Dear Teacher Who Keeps Showing Up,

Wouldn’t it be something if loneliness and loss could be measured on a Richter scale like an earthquake?

It would be wild if a tool could register the seismic divide of a heart split wide open or quantify the crippling agony of missing the touch of another person.

If such a device existed, I wonder what we would do with the empirical data?

If we could see an isolated grandmother in a frayed recliner with a half-completed word search measuring at say a 10, would we pick up the phone to say hello?

If we could see a daughter mourning the unexpected loss of her father measuring at say a 20, would we make every attempt to do something- anything, even if it was the wrong thing?

A wise person once told me that the issue today is not that we have an empathy problem but rather we have a connectivity problem.

This person was right. In an era when we're “supposedly” more connected than ever, we are, ironically, incredibly disconnected.

It’s an elementary definition for sure, but to me, connectivity is a mere showing up for others each day. It’s saying, “I’m here. What can I do?” This is what teachers do so well.

They show up. On good days, bad days, cold days, hot days, sad days, wet days, sick days, scary days, fun days, even boring days, they keep showing up.

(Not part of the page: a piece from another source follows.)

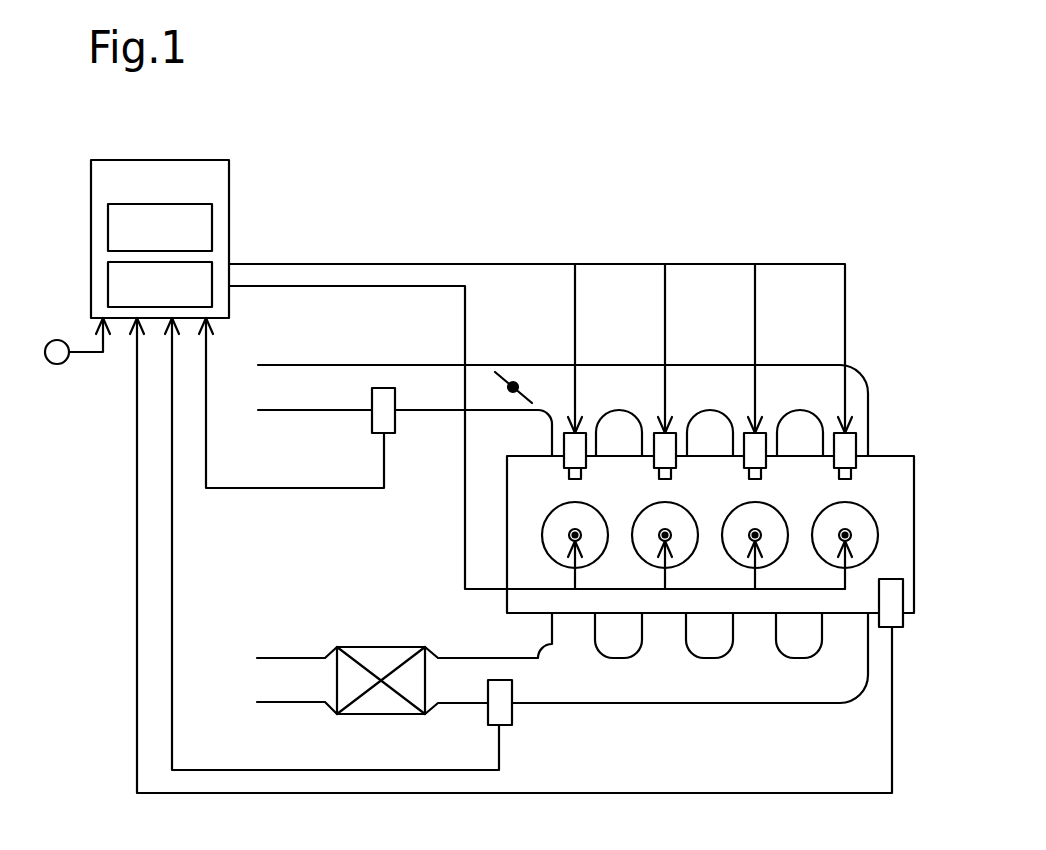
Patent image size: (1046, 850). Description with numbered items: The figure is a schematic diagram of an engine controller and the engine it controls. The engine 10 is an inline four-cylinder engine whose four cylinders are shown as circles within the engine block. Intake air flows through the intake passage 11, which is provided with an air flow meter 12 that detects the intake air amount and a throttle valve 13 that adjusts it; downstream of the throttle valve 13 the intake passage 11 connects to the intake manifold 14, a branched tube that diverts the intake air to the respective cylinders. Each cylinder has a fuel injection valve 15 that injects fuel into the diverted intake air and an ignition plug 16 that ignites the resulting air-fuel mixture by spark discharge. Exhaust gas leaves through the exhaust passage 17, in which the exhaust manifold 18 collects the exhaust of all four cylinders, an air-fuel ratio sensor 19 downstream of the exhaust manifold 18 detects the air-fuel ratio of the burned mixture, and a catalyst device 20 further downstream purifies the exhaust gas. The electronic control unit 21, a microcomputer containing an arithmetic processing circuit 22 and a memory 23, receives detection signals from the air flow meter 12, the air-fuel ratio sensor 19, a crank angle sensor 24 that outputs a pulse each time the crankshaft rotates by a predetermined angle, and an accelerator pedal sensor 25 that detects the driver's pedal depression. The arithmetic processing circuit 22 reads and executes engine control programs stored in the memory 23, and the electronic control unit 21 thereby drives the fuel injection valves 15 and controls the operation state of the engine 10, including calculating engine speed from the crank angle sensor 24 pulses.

In a year dipped in the ink of anguish, the unwavering presence of a teacher is a huge comfort to a teenager grappling with the stamp of uncertainty on every front.

It’s the very reason he begins to sob uncontrollably at the first glance of his teacher in the greeting line of his mother’s funeral.

Without a single word, her presence alone teaches him the greatest lesson he will ever learn. Love is merely showing up.

Teachers, this year is hard. You’re tapped out, frustrated beyond measure, even scared. You don’t know what to tell kids about the civil unrest in our nation or the cruelty of sudden loss. You don’t know how to help them fight their demons or save them from destruction. You can’t muster up the willpower for another motivational speech of futility, and deep down you wonder if maybe something inside of you broke this year- the ability to feel deeply and not grow calloused to the tremendous suffering all around you. You’re not alone.

In this uncertain world, I think we need to give ourselves permission to feel whatever we feel without apology and understand that it may morph into a hundred different emotions by night fall. We need to be okay with not having the answers. Nobody does. Fortunately, I don’t think kids need, want, or expect their teachers to have the answers right now.

Could it be that the empirical data reveals their greatest need is simply having someone who keeps showing up?